You'll also have serious problems if you pass other CRT-managed things like file handles between modules.
If all of your modules dynamically link to the CRT, then they'll all share the same heap, and you can pass things around and not have to worry about where they get deleted.
If you statically link the CRT into each module, then you have to take care that your interfaces don't include these types, and that you don't allocate using 'new' or malloc in one module, and then attempt to clean up in another.
You can get around this limitation by using an OS allocation function like MS Windows's GlobalAlloc()/GlobalFree(), but this can be a pain since you have to keep track of which allocation scheme you used for each pointer.
Having to worry about whether the target machine has the CRT DLL your modules require, or packaging one to go along with your application can be a pain, but it's a one-time pain - and once done, you won't need to worry about all that other stuff above.
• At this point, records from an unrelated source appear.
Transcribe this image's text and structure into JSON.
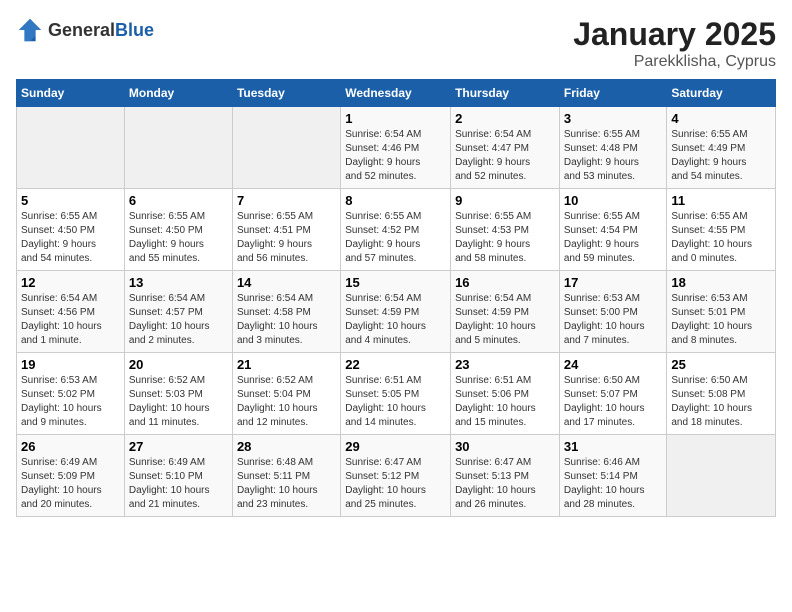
{
  "header": {
    "logo_general": "General",
    "logo_blue": "Blue",
    "title": "January 2025",
    "subtitle": "Parekklisha, Cyprus"
  },
  "days_of_week": [
    "Sunday",
    "Monday",
    "Tuesday",
    "Wednesday",
    "Thursday",
    "Friday",
    "Saturday"
  ],
  "weeks": [
    [
      {
        "day": "",
        "info": ""
      },
      {
        "day": "",
        "info": ""
      },
      {
        "day": "",
        "info": ""
      },
      {
        "day": "1",
        "info": "Sunrise: 6:54 AM\nSunset: 4:46 PM\nDaylight: 9 hours\nand 52 minutes."
      },
      {
        "day": "2",
        "info": "Sunrise: 6:54 AM\nSunset: 4:47 PM\nDaylight: 9 hours\nand 52 minutes."
      },
      {
        "day": "3",
        "info": "Sunrise: 6:55 AM\nSunset: 4:48 PM\nDaylight: 9 hours\nand 53 minutes."
      },
      {
        "day": "4",
        "info": "Sunrise: 6:55 AM\nSunset: 4:49 PM\nDaylight: 9 hours\nand 54 minutes."
      }
    ],
    [
      {
        "day": "5",
        "info": "Sunrise: 6:55 AM\nSunset: 4:50 PM\nDaylight: 9 hours\nand 54 minutes."
      },
      {
        "day": "6",
        "info": "Sunrise: 6:55 AM\nSunset: 4:50 PM\nDaylight: 9 hours\nand 55 minutes."
      },
      {
        "day": "7",
        "info": "Sunrise: 6:55 AM\nSunset: 4:51 PM\nDaylight: 9 hours\nand 56 minutes."
      },
      {
        "day": "8",
        "info": "Sunrise: 6:55 AM\nSunset: 4:52 PM\nDaylight: 9 hours\nand 57 minutes."
      },
      {
        "day": "9",
        "info": "Sunrise: 6:55 AM\nSunset: 4:53 PM\nDaylight: 9 hours\nand 58 minutes."
      },
      {
        "day": "10",
        "info": "Sunrise: 6:55 AM\nSunset: 4:54 PM\nDaylight: 9 hours\nand 59 minutes."
      },
      {
        "day": "11",
        "info": "Sunrise: 6:55 AM\nSunset: 4:55 PM\nDaylight: 10 hours\nand 0 minutes."
      }
    ],
    [
      {
        "day": "12",
        "info": "Sunrise: 6:54 AM\nSunset: 4:56 PM\nDaylight: 10 hours\nand 1 minute."
      },
      {
        "day": "13",
        "info": "Sunrise: 6:54 AM\nSunset: 4:57 PM\nDaylight: 10 hours\nand 2 minutes."
      },
      {
        "day": "14",
        "info": "Sunrise: 6:54 AM\nSunset: 4:58 PM\nDaylight: 10 hours\nand 3 minutes."
      },
      {
        "day": "15",
        "info": "Sunrise: 6:54 AM\nSunset: 4:59 PM\nDaylight: 10 hours\nand 4 minutes."
      },
      {
        "day": "16",
        "info": "Sunrise: 6:54 AM\nSunset: 4:59 PM\nDaylight: 10 hours\nand 5 minutes."
      },
      {
        "day": "17",
        "info": "Sunrise: 6:53 AM\nSunset: 5:00 PM\nDaylight: 10 hours\nand 7 minutes."
      },
      {
        "day": "18",
        "info": "Sunrise: 6:53 AM\nSunset: 5:01 PM\nDaylight: 10 hours\nand 8 minutes."
      }
    ],
    [
      {
        "day": "19",
        "info": "Sunrise: 6:53 AM\nSunset: 5:02 PM\nDaylight: 10 hours\nand 9 minutes."
      },
      {
        "day": "20",
        "info": "Sunrise: 6:52 AM\nSunset: 5:03 PM\nDaylight: 10 hours\nand 11 minutes."
      },
      {
        "day": "21",
        "info": "Sunrise: 6:52 AM\nSunset: 5:04 PM\nDaylight: 10 hours\nand 12 minutes."
      },
      {
        "day": "22",
        "info": "Sunrise: 6:51 AM\nSunset: 5:05 PM\nDaylight: 10 hours\nand 14 minutes."
      },
      {
        "day": "23",
        "info": "Sunrise: 6:51 AM\nSunset: 5:06 PM\nDaylight: 10 hours\nand 15 minutes."
      },
      {
        "day": "24",
        "info": "Sunrise: 6:50 AM\nSunset: 5:07 PM\nDaylight: 10 hours\nand 17 minutes."
      },
      {
        "day": "25",
        "info": "Sunrise: 6:50 AM\nSunset: 5:08 PM\nDaylight: 10 hours\nand 18 minutes."
      }
    ],
    [
      {
        "day": "26",
        "info": "Sunrise: 6:49 AM\nSunset: 5:09 PM\nDaylight: 10 hours\nand 20 minutes."
      },
      {
        "day": "27",
        "info": "Sunrise: 6:49 AM\nSunset: 5:10 PM\nDaylight: 10 hours\nand 21 minutes."
      },
      {
        "day": "28",
        "info": "Sunrise: 6:48 AM\nSunset: 5:11 PM\nDaylight: 10 hours\nand 23 minutes."
      },
      {
        "day": "29",
        "info": "Sunrise: 6:47 AM\nSunset: 5:12 PM\nDaylight: 10 hours\nand 25 minutes."
      },
      {
        "day": "30",
        "info": "Sunrise: 6:47 AM\nSunset: 5:13 PM\nDaylight: 10 hours\nand 26 minutes."
      },
      {
        "day": "31",
        "info": "Sunrise: 6:46 AM\nSunset: 5:14 PM\nDaylight: 10 hours\nand 28 minutes."
      },
      {
        "day": "",
        "info": ""
      }
    ]
  ]
}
It is not that you can't pass CRT handles around. It is that you should be careful when you have two modules reading/writing the handle.
For example, in dll A, you write
char* p = new char[10];
and in the main program, write
delete[]p;
When dll A and your main program have two CRTs, the new an delete operations will happen in different heaps. The heap in the DLL can't manage the heap in the main program, resulting memory leaks.
Same thing on File handle. Internally File handle may have different implementations in addition to its memory resource. Calling fopen in one module and calling fwrite and fclose in another one could result problems as the data FILE* points could be different in CRT runtimes.
But you can certainly pass FILE* or memory pointer back and forth between two modules.
One issue I've seen with having different versions of the MSVC runtime loaded is that each runtime has its own heap, so you can end up with allocations failing with "out of memory" even though there is plenty of memory available, but in the wrong heap.
The major problem with this is that the problems can occur at runtime. At the binary level, you've got DLLs making function calls, eventually to the OS. The calls themselves are fine, but at runtime the arguments are not. Of course, this can depend on the exact code paths exercised.
Worse, it could even be time- or machine-dependent. An example of that would be a shared resource, used by two DLLs and protected by a proper reference count. The last user will delete it, which could be the DLL that created it (lucky) or the other (trouble)
As far as I know, there isn't a (safe) way to check which version of the CRT a library is statically linked with.
You can, however, check the binaries with a program such as DependencyWalker. If you don't see any DLLs beginning with MSVC in the dependency list, it's most likely statically linked.
If the library is from a third part, I'd just assume it's using a different version of the CRT.
This isn't 100% accurate, of course, because the library you're looking at could be linked with another library that links with the CRT.
if CRT handles are a problem, then don't expose CRT handles in your dll exports :-)
don't pass memory pointers around (if an exported class allocates some memory, it should free it... which means don't mess with inline constructor/destructor?)
This MSDN article (here) says that you should be alterted to the problem by linker error LNK4098. It also suggests that passing any CRT handles across a CRT boundary is likely to cause trouble, and mentions locale, low-level file I/O and memory allocation as examples.